Et il rejeta la lettre impie. Le fond de la boîte était bourré de convocations à des enterrements civils, de jugements et d’assignations, de factures et de petits papiers découpés dans des journaux. Sur un de ceux-là, au revers duquel était une annonce de pédicure avec un pied nu sur un tabouret, il relut ces lignes qui réveillèrent un sourire sur sa face naïve.


Un de nos plus vaillants esprits, un des plus hardis pionniers du progrès, monsieur Godet-Laterrasse, créole de la Réunion, met la dernière main à son grand livre : De la régénération des sociétés par la race noire. Un des principaux chapitres de cet important ouvrage paraîtra incessamment dans l’Entonnoir littéraire.
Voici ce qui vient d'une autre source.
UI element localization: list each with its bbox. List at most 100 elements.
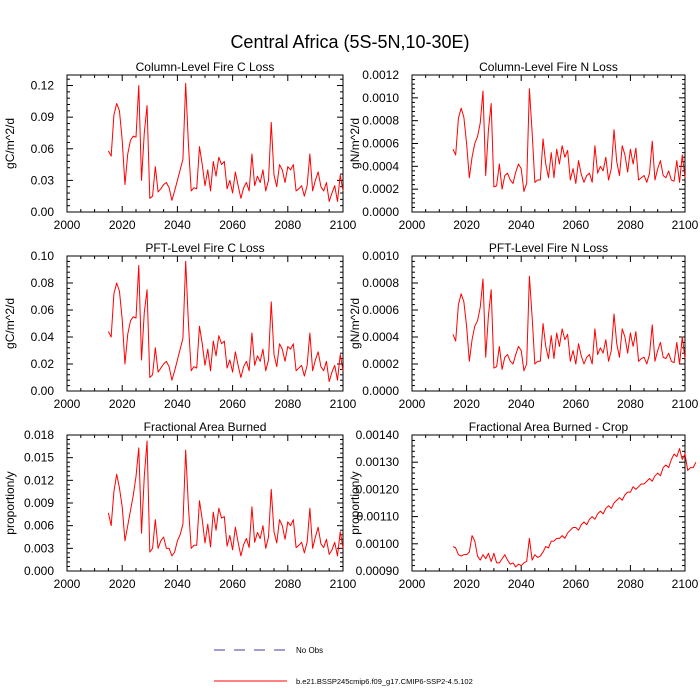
x-tick-label: 2060 <box>219 397 246 411</box>
x-tick-label: 2100 <box>330 218 357 232</box>
y-tick-label: 0.015 <box>24 451 54 465</box>
x-tick-label: 2020 <box>109 218 136 232</box>
panel-frame <box>411 434 686 572</box>
y-tick-label: 0.0002 <box>362 182 399 196</box>
y-tick-label: 0.018 <box>24 428 54 442</box>
x-tick-label: 2000 <box>399 218 426 232</box>
panel-frame <box>66 74 344 213</box>
x-tick-label: 2020 <box>453 218 480 232</box>
y-tick-label: 0.06 <box>31 303 55 317</box>
y-tick-label: 0.0010 <box>362 249 399 263</box>
panel-title: Column-Level Fire N Loss <box>479 60 618 74</box>
x-tick-label: 2080 <box>274 577 301 591</box>
panel-frame <box>411 255 686 392</box>
y-tick-label: 0.00 <box>31 384 55 398</box>
y-tick-label: 0.08 <box>31 276 55 290</box>
y-tick-label: 0.04 <box>31 330 55 344</box>
x-tick-label: 2080 <box>617 577 644 591</box>
legend: No Obs b.e21.BSSP245cmip6.f09_g17.CMIP6-… <box>214 646 473 686</box>
y-tick-label: 0.0012 <box>362 68 399 82</box>
y-tick-label: 0.12 <box>31 79 55 93</box>
series-line <box>107 440 344 557</box>
series-line <box>107 82 344 202</box>
x-tick-label: 2040 <box>508 577 535 591</box>
x-tick-label: 2080 <box>274 218 301 232</box>
panel-title: Fractional Area Burned - Crop <box>469 420 629 434</box>
y-tick-label: 0.02 <box>31 357 55 371</box>
x-tick-label: 2100 <box>330 397 357 411</box>
x-tick-label: 2040 <box>164 577 191 591</box>
y-tick-label: 0.0006 <box>362 303 399 317</box>
y-tick-label: 0.012 <box>24 473 54 487</box>
y-tick-label: 0.000 <box>24 564 54 578</box>
panel-2: PFT-Level Fire C Loss gC/m^2/d 2000 2020 204… <box>3 241 357 411</box>
y-axis-label: gC/m^2/d <box>3 118 17 169</box>
x-tick-label: 2020 <box>109 397 136 411</box>
y-tick-label: 0.0002 <box>362 357 399 371</box>
y-tick-label: 0.0004 <box>362 159 399 173</box>
series-line <box>452 275 686 372</box>
legend-label-model-run: b.e21.BSSP245cmip6.f09_g17.CMIP6-SSP2-4.… <box>296 677 473 686</box>
y-tick-label: 0.006 <box>24 519 54 533</box>
y-tick-label: 0.0010 <box>362 91 399 105</box>
y-axis-label: gN/m^2/d <box>348 298 362 349</box>
y-tick-label: 0.03 <box>31 173 55 187</box>
x-tick-label: 2000 <box>54 577 81 591</box>
x-tick-label: 2040 <box>508 397 535 411</box>
y-tick-label: 0.0008 <box>362 276 399 290</box>
y-tick-label: 0.00110 <box>357 510 400 524</box>
x-tick-label: 2100 <box>672 397 699 411</box>
panel-5: Fractional Area Burned - Crop proportion/… <box>348 420 699 591</box>
y-tick-label: 0.003 <box>24 541 54 555</box>
x-tick-label: 2100 <box>330 577 357 591</box>
y-tick-label: 0.00140 <box>356 428 400 442</box>
x-tick-label: 2060 <box>562 397 589 411</box>
series-line <box>107 260 344 383</box>
y-tick-label: 0.00130 <box>356 455 400 469</box>
panel-0: Column-Level Fire C Loss gC/m^2/d 2000 2020… <box>3 60 357 232</box>
y-tick-label: 0.0000 <box>362 384 399 398</box>
x-tick-label: 2060 <box>562 577 589 591</box>
x-tick-label: 2080 <box>617 218 644 232</box>
x-tick-label: 2040 <box>508 218 535 232</box>
x-tick-label: 2080 <box>274 397 301 411</box>
x-tick-label: 2020 <box>453 577 480 591</box>
x-tick-label: 2000 <box>54 397 81 411</box>
x-tick-label: 2100 <box>672 218 699 232</box>
y-tick-label: 0.10 <box>31 249 55 263</box>
panel-title: PFT-Level Fire C Loss <box>145 241 264 255</box>
y-tick-label: 0.00 <box>31 205 55 219</box>
y-axis-label: gN/m^2/d <box>348 118 362 169</box>
panel-3: PFT-Level Fire N Loss gN/m^2/d 2000 2020 204… <box>348 241 699 411</box>
x-tick-label: 2000 <box>399 397 426 411</box>
series-line <box>452 88 686 192</box>
y-tick-label: 0.0008 <box>362 114 399 128</box>
x-tick-label: 2000 <box>54 218 81 232</box>
panel-frame <box>411 74 686 213</box>
x-tick-label: 2080 <box>617 397 644 411</box>
x-tick-label: 2060 <box>562 218 589 232</box>
panel-title: PFT-Level Fire N Loss <box>489 241 608 255</box>
x-tick-label: 2040 <box>164 397 191 411</box>
x-tick-label: 2020 <box>453 397 480 411</box>
panel-title: Fractional Area Burned <box>144 420 267 434</box>
panel-frame <box>66 255 344 392</box>
panel-4: Fractional Area Burned proportion/y 2000 20… <box>3 420 357 591</box>
y-tick-label: 0.0006 <box>362 137 399 151</box>
x-tick-label: 2000 <box>399 577 426 591</box>
x-tick-label: 2060 <box>219 577 246 591</box>
y-tick-label: 0.009 <box>24 496 54 510</box>
x-tick-label: 2040 <box>164 218 191 232</box>
figure-title: Central Africa (5S-5N,10-30E) <box>230 32 469 52</box>
y-tick-label: 0.0004 <box>362 330 399 344</box>
panel-frame <box>66 434 344 572</box>
legend-label-no-obs: No Obs <box>296 646 323 655</box>
y-axis-label: proportion/y <box>3 471 17 534</box>
series-line <box>452 448 697 568</box>
x-tick-label: 2020 <box>109 577 136 591</box>
x-tick-label: 2060 <box>219 218 246 232</box>
y-tick-label: 0.06 <box>31 142 55 156</box>
y-tick-label: 0.0000 <box>362 205 399 219</box>
y-tick-label: 0.00120 <box>356 482 400 496</box>
y-tick-label: 0.09 <box>31 110 55 124</box>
Hélas ! pensa monsieur Godet-Laterrasse, quand le chapitre allait paraître, l’Entonnoir littéraire mourut. Que de journaux périssent ainsi dans leur fleur !
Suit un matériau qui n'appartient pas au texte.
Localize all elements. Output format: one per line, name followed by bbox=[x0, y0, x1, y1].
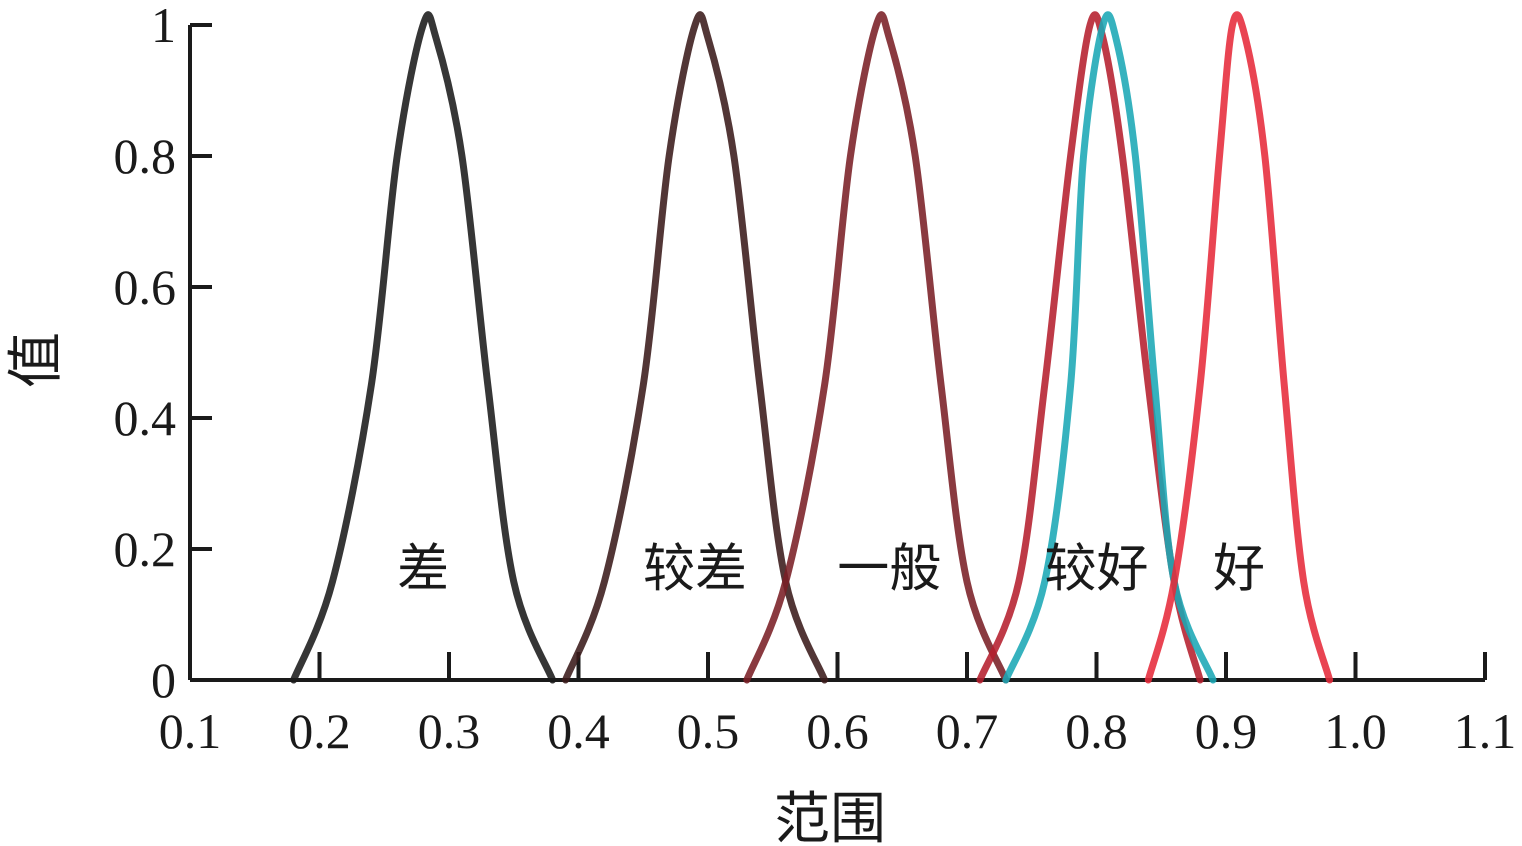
y-ticks: 0 0.2 0.4 0.6 0.8 1 bbox=[114, 0, 212, 708]
series-label: 较好 bbox=[1044, 540, 1148, 600]
series-curve bbox=[743, 11, 1010, 684]
x-axis-title: 范围 bbox=[774, 787, 886, 846]
x-tick-label: 1.0 bbox=[1324, 703, 1387, 759]
series-group bbox=[290, 11, 1334, 684]
series-curve bbox=[290, 11, 557, 684]
x-ticks: 0.1 0.2 0.3 0.4 0.5 0.6 0.7 0.8 0.9 1.0 1.1 bbox=[159, 652, 1517, 759]
series-label: 一般 bbox=[837, 540, 941, 600]
x-tick-label: 0.2 bbox=[288, 703, 351, 759]
y-tick-label: 0 bbox=[151, 652, 176, 708]
y-tick-label: 1 bbox=[151, 0, 176, 53]
series-curve bbox=[562, 11, 829, 684]
series-curve bbox=[1002, 11, 1217, 684]
y-tick-label: 0.2 bbox=[114, 521, 177, 577]
x-tick-label: 0.6 bbox=[806, 703, 869, 759]
x-tick-label: 0.9 bbox=[1195, 703, 1258, 759]
y-tick-label: 0.8 bbox=[114, 128, 177, 184]
x-tick-label: 0.1 bbox=[159, 703, 222, 759]
x-tick-label: 0.3 bbox=[418, 703, 481, 759]
x-tick-label: 1.1 bbox=[1454, 703, 1517, 759]
series-label: 较差 bbox=[643, 540, 747, 600]
x-tick-label: 0.5 bbox=[677, 703, 740, 759]
x-tick-label: 0.4 bbox=[547, 703, 610, 759]
x-tick-label: 0.7 bbox=[936, 703, 999, 759]
y-tick-label: 0.4 bbox=[114, 390, 177, 446]
series-curve bbox=[1144, 11, 1334, 684]
y-axis-title: 值 bbox=[4, 332, 69, 388]
series-labels: 差 较差 一般 较好 好 bbox=[397, 540, 1265, 600]
series-label: 差 bbox=[397, 540, 449, 600]
x-tick-label: 0.8 bbox=[1065, 703, 1128, 759]
y-tick-label: 0.6 bbox=[114, 259, 177, 315]
series-label: 好 bbox=[1213, 540, 1265, 600]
Enfin, il trouva dans une poignée de cartes de visite la carte qu’il cherchait. Il la considéra attentivement et la relut :


ALIDOR SAINTE-LUCIE
avocat,
Ancien ministre de l’Instruction publique et de la Marine, membre de la Chambre des députés, président de la Commission artistique haïtienne.
À Paris, au Grand-Hôtel.


Et, dans la fumée qui remplissait la chambre, monsieur Godet-Laterrasse se représenta le gigantesque mulâtre qui venait d’Haïti plein d’or et de sourires. Puis il souffla la bougie et s’endormit.

Ses rêves furent peuplés de spectres. L’ombre du cabaretier de l’impasse du Baigneur s’avançait en boitant et répétait avec une douceur terrible : « Pensez à moi, monsieur Godet. »
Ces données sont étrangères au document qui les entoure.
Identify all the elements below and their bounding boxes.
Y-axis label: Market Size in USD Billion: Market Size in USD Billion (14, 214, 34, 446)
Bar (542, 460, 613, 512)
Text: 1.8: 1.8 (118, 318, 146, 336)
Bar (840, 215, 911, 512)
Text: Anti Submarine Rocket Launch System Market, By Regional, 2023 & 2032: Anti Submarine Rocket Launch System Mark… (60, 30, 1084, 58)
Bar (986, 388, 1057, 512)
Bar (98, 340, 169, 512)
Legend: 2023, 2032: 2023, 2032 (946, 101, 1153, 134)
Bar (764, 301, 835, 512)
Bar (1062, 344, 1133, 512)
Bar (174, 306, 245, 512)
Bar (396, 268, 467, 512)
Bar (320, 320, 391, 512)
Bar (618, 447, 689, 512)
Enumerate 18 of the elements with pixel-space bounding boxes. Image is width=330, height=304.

Il était près de neuf heures et il pleuvait encore quand une lueur de jour entra dans la chambre ; c’était le reflet dégoûtant d’une lumière plusieurs fois souillée avant d’arriver jusque-là. La chambre n’avait de vue que sur le mur de soutènement de la maison voisine, qui dominait de ses cinq étages de plâtre tous les toits du passage. Ce mur de moellon bombé, lézardé, crevé, suintant, verdâtre et terminé par la galerie de brique d’une terrasse à l’italienne, s’élevait de cinq ou six mètres au-dessus de la chambre de monsieur Godet-Laterrasse et la revêtait d’une ombre éternelle. La fenêtre n’était séparée du mur que par une allée marécageuse, large de deux pas, semée de feuilles de salades, de coquilles d’œufs et de débris de cerfs-volants. Le mulâtre, à son réveil, regarda les vitres ruisselantes et souleva ses bottes lourdes, dont les semelles avaient laissé une trace humide sur le parquet. Il les chaussa pourtant, et, ayant achevé sa toilette austère et saisi les ruines de son parapluie, il sortit de sa chambre. En passant devant la loge, d’où sortaient des grognements confus :

— Madame Alexandre, dit-il, je m’occupe de votre petit compte.

Il monta les dix plus hautes marches du passage Cotin, longea, dans un fleuve de boue, la façade désolée du chalet suisse et les chantiers de l’église du Vœu national. Au bas de la rue Lepic, il s’arrêta court pour ne pas marcher sur deux brins de paille collés en croix par la pluie au trottoir, devant la boutique d’un emballeur. Ayant conjuré ce péril (car il ne doutait pas que marcher sur une croix ne fût un présage de malheur), il reprit sa grandeur d’âme et releva sa tête sublime. Il s’avançait en conquérant intellectuel vers le cœur de Paris et portait haut l’armature à huit pointes de son parapluie dévasté, qui semblait l’arme compliquée d’un guerrier sauvage.